Kiralardaki artışın sadece ekonomik gerekçelerle açıklanamayacağını vurgulayan Akçam, mevcut piyasa koşullarında fiyatların ihtiyaçtan ziyade fırsata göre belirlendiğine dikkat çekti.
“ZİNCİRLEME FİYATLAMA SARMALI VAR”
ANKA Haber Ajansı’nın aktardığına göre Akçam, kiralık konut piyasasında yaşanan gelişmeleri şöyle değerlendirdi:
“Piyasa psikolojisi dediğimiz şey, beklentilerle şekillenir. Bir bölgede bir ev 20 bin TL’ye kiraya verildiyse, yan sokaktaki ev sahibi de 18 bin TL istemeye başlıyor. Bu zincirleme fiyatlama sarmalı, arz-talep dengesiyle açıklanamayacak bir noktaya geldi” ifadelerini kullandı.
Konut arzının artmasına rağmen kira fiyatlarında düşüş yaşanmamasını değerlendiren Akçam, fiyatların ihtiyaçtan bağımsız hale geldiğini belirtti.
“Fiyatlar artık ihtiyaçla değil, fırsatla belirleniyor” diyen Akçam, bunun kentlerin sosyolojik yapısını da etkilediğini kaydetti.
“ORTA GELİRLİLER KENT MERKEZLERİNDEN UZAKLAŞTIRILIYOR”
Barınma hakkının piyasa mantığına terk edilmemesi gerektiğini belirten Akçam, dar ve orta gelirli vatandaşların şehir merkezlerinden uzaklaştırıldığını söyledi.
“Kiracılar sistem dışına itiliyor, orta gelirli vatandaşlar kent merkezlerinden uzaklaştırılıyor. Barınma hakkı, piyasa mantığına terk edilemeyecek kadar temel bir haktır” açıklamasında bulundu.
ÇÖZÜM ÖNERİLERİ: SOSYAL KONUT, BOŞ KONUT VERGİSİ, KİRA DENETİMİ
ATEM Başkanı Hakan Akçam, yaşanan kira krizine karşı bir dizi çözüm önerisi sundu. Sosyal konut politikalarına hız verilmesi gerektiğini ifade eden Akçam, TOKİ gibi kurumların sadece mülkiyet odaklı değil, uzun vadeli kiralama modeliyle de devreye alınmasını önerdi.

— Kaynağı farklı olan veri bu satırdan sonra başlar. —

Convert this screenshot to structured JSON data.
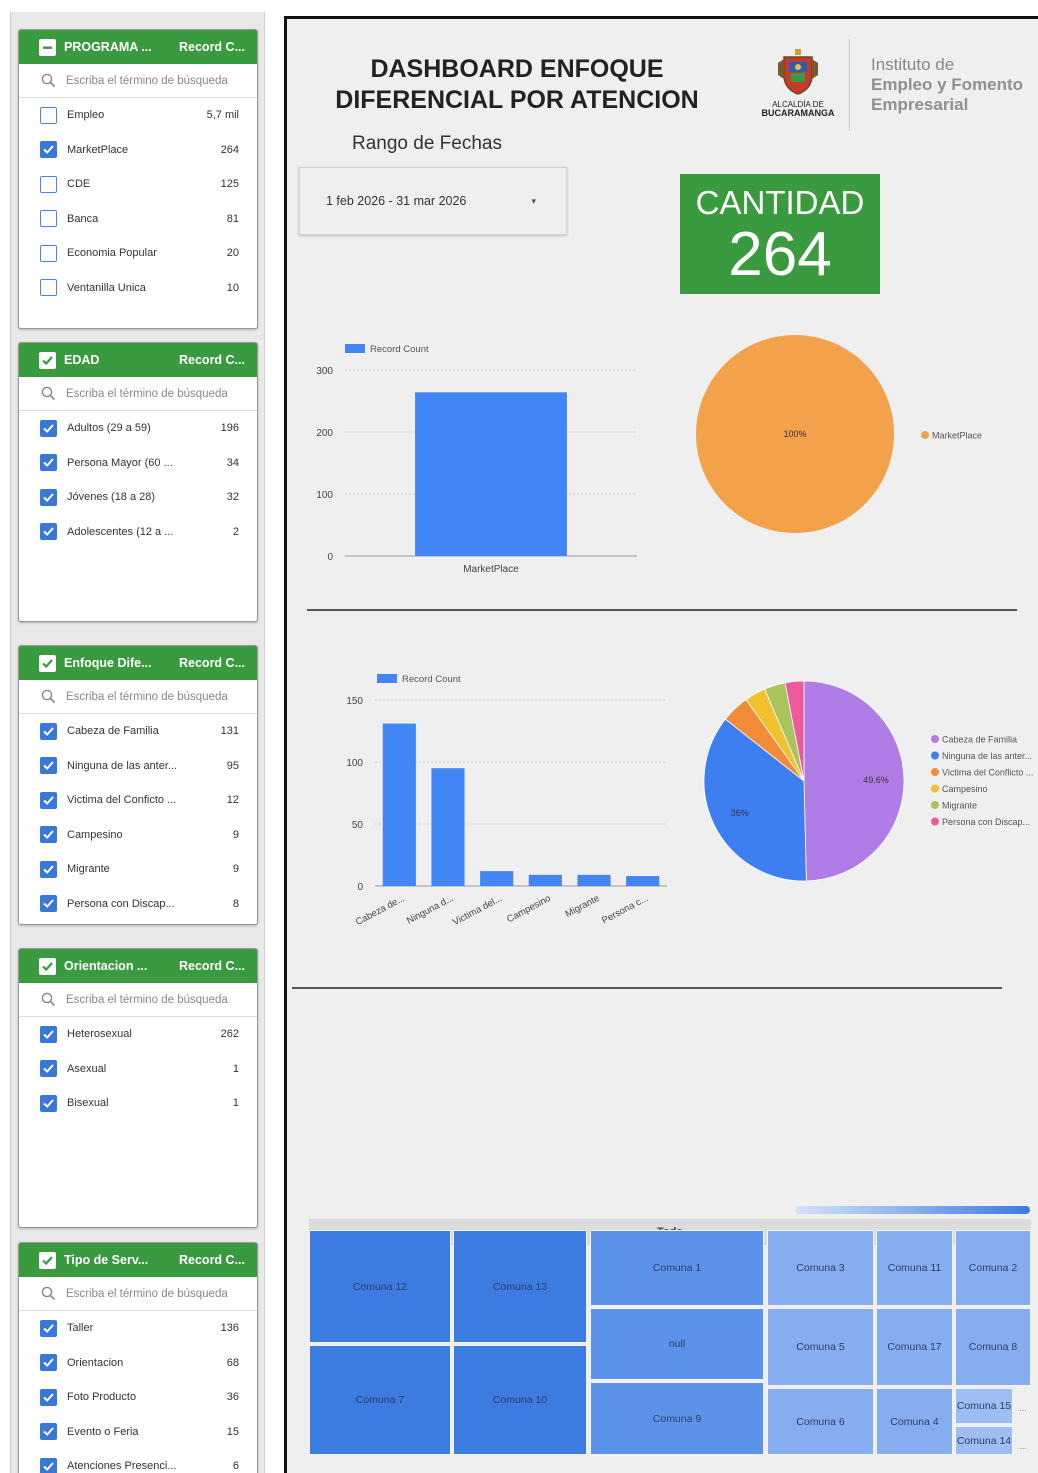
{
  "filters": [
    {
      "name": "PROGRAMA ...",
      "metric": "Record C...",
      "head_state": "partial",
      "search_placeholder": "Escriba el término de búsqueda",
      "items": [
        {
          "label": "Empleo",
          "count": "5,7 mil",
          "checked": false
        },
        {
          "label": "MarketPlace",
          "count": "264",
          "checked": true
        },
        {
          "label": "CDE",
          "count": "125",
          "checked": false
        },
        {
          "label": "Banca",
          "count": "81",
          "checked": false
        },
        {
          "label": "Economia Popular",
          "count": "20",
          "checked": false
        },
        {
          "label": "Ventanilla Unica",
          "count": "10",
          "checked": false
        }
      ]
    },
    {
      "name": "EDAD",
      "metric": "Record C...",
      "head_state": "checked",
      "search_placeholder": "Escriba el término de búsqueda",
      "items": [
        {
          "label": "Adultos (29 a 59)",
          "count": "196",
          "checked": true
        },
        {
          "label": "Persona Mayor (60 ...",
          "count": "34",
          "checked": true
        },
        {
          "label": "Jóvenes (18 a 28)",
          "count": "32",
          "checked": true
        },
        {
          "label": "Adolescentes (12 a ...",
          "count": "2",
          "checked": true
        }
      ]
    },
    {
      "name": "Enfoque Dife...",
      "metric": "Record C...",
      "head_state": "checked",
      "search_placeholder": "Escriba el término de búsqueda",
      "items": [
        {
          "label": "Cabeza de Familia",
          "count": "131",
          "checked": true
        },
        {
          "label": "Ninguna de las anter...",
          "count": "95",
          "checked": true
        },
        {
          "label": "Victima del Conficto ...",
          "count": "12",
          "checked": true
        },
        {
          "label": "Campesino",
          "count": "9",
          "checked": true
        },
        {
          "label": "Migrante",
          "count": "9",
          "checked": true
        },
        {
          "label": "Persona con Discap...",
          "count": "8",
          "checked": true
        }
      ]
    },
    {
      "name": "Orientacion ...",
      "metric": "Record C...",
      "head_state": "checked",
      "search_placeholder": "Escriba el término de búsqueda",
      "items": [
        {
          "label": "Heterosexual",
          "count": "262",
          "checked": true
        },
        {
          "label": "Asexual",
          "count": "1",
          "checked": true
        },
        {
          "label": "Bisexual",
          "count": "1",
          "checked": true
        }
      ]
    },
    {
      "name": "Tipo de Serv...",
      "metric": "Record C...",
      "head_state": "checked",
      "search_placeholder": "Escriba el término de búsqueda",
      "items": [
        {
          "label": "Taller",
          "count": "136",
          "checked": true
        },
        {
          "label": "Orientacion",
          "count": "68",
          "checked": true
        },
        {
          "label": "Foto Producto",
          "count": "36",
          "checked": true
        },
        {
          "label": "Evento o Feria",
          "count": "15",
          "checked": true
        },
        {
          "label": "Atenciones Presenci...",
          "count": "6",
          "checked": true
        }
      ]
    }
  ],
  "header": {
    "title_line1": "DASHBOARD ENFOQUE",
    "title_line2": "DIFERENCIAL POR ATENCION",
    "crest_caption1": "ALCALDÍA DE",
    "crest_caption2": "BUCARAMANGA",
    "institute_line1": "Instituto de",
    "institute_line2": "Empleo y Fomento",
    "institute_line3": "Empresarial"
  },
  "date_range": {
    "label": "Rango de Fechas",
    "value": "1 feb 2026 - 31 mar 2026"
  },
  "kpi": {
    "label": "CANTIDAD",
    "value": "264"
  },
  "colors": {
    "green": "#3a9a3f",
    "bar_blue": "#4285f4",
    "orange": "#f4a14c"
  },
  "chart_data": [
    {
      "type": "bar",
      "legend": "Record Count",
      "categories": [
        "MarketPlace"
      ],
      "values": [
        264
      ],
      "ylim": [
        0,
        300
      ],
      "yticks": [
        0,
        100,
        200,
        300
      ]
    },
    {
      "type": "pie",
      "labels": [
        "MarketPlace"
      ],
      "values": [
        264
      ],
      "slice_labels": [
        "100%"
      ],
      "colors": [
        "#f4a14c"
      ],
      "legend_position": "right"
    },
    {
      "type": "bar",
      "legend": "Record Count",
      "categories": [
        "Cabeza de...",
        "Ninguna d...",
        "Victima del...",
        "Campesino",
        "Migrante",
        "Persona c..."
      ],
      "values": [
        131,
        95,
        12,
        9,
        9,
        8
      ],
      "ylim": [
        0,
        150
      ],
      "yticks": [
        0,
        50,
        100,
        150
      ]
    },
    {
      "type": "pie",
      "labels": [
        "Cabeza de Familia",
        "Ninguna de las anter...",
        "Victima del Conflicto ...",
        "Campesino",
        "Migrante",
        "Persona con Discap..."
      ],
      "values": [
        131,
        95,
        12,
        9,
        9,
        8
      ],
      "slice_labels": [
        "49.6%",
        "36%",
        "",
        "",
        "",
        ""
      ],
      "colors": [
        "#b07de6",
        "#3d7ff0",
        "#f28c38",
        "#f2c12e",
        "#a9c45a",
        "#ee5a9e"
      ],
      "legend_position": "right"
    }
  ],
  "treemap": {
    "header": "Todo",
    "cells": [
      "Comuna 12",
      "Comuna 7",
      "Comuna 13",
      "Comuna 10",
      "Comuna 1",
      "null",
      "Comuna 9",
      "Comuna 3",
      "Comuna 5",
      "Comuna 6",
      "Comuna 11",
      "Comuna 17",
      "Comuna 4",
      "Comuna 2",
      "Comuna 8",
      "Comuna 15",
      "Comuna 14"
    ],
    "more": "..."
  }
}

“Devletimiz sosyal konut projelerini her geçen gün artırıyor. Aynı zamanda üretimini de hızlandırması şart. TOKİ gibi kurumlar, sadece mülkiyet değil, uzun vadeli kiralama modeliyle de devreye girmeli” dedi.
Yatırım amaçlı boş bırakılan konutlara boş konut vergisi getirilmesini öneren Akçam, bunun piyasadaki yapay arz daralmasını azaltacağını ifade etti.
“OBJEKTİF KİRA DENETİM MEKANİZMASI KURULMALI”
Kira artışlarının sadece TÜFE’ye endekslenerek çözülemeyeceğini belirten Akçam, bölgesel rayiçler, konutun yaşı ve metrekaresi gibi kriterlerin dikkate alınacağı bir denetim sisteminin kurulması gerektiğini ifade etti.
“Kira artışları sadece TÜFE’ye endekslenerek çözülemez. Bölgesel rayiçler, konutun yaşı, metrekaresi gibi kriterlere dayalı bir denetim mekanizması kurulmalı” açıklamasında bulundu.
KISA SÜRELİ KİRALAMALARA DÜZENLEME TALEBİ
Kısa dönemli kiralamaların da piyasayı etkilediğini ifade eden Akçam, Airbnb gibi platformlarla yapılan ruhsatsız kiralamalara karşı belediyelerin denetim yetkisini kullanması gerektiğini belirtti.
“Airbnb gibi platformlar konutları turistik otele çevirdi. Belediyeler bu alanı denetlemeli, ruhsatsız kısa dönem kiralamalara sınırlama getirmeli” şeklinde konuştu.
ATEM Başkanı Hakan Akçam, açıklamasını barınma hakkının korunması gerektiğine vurgu yaparak tamamladı.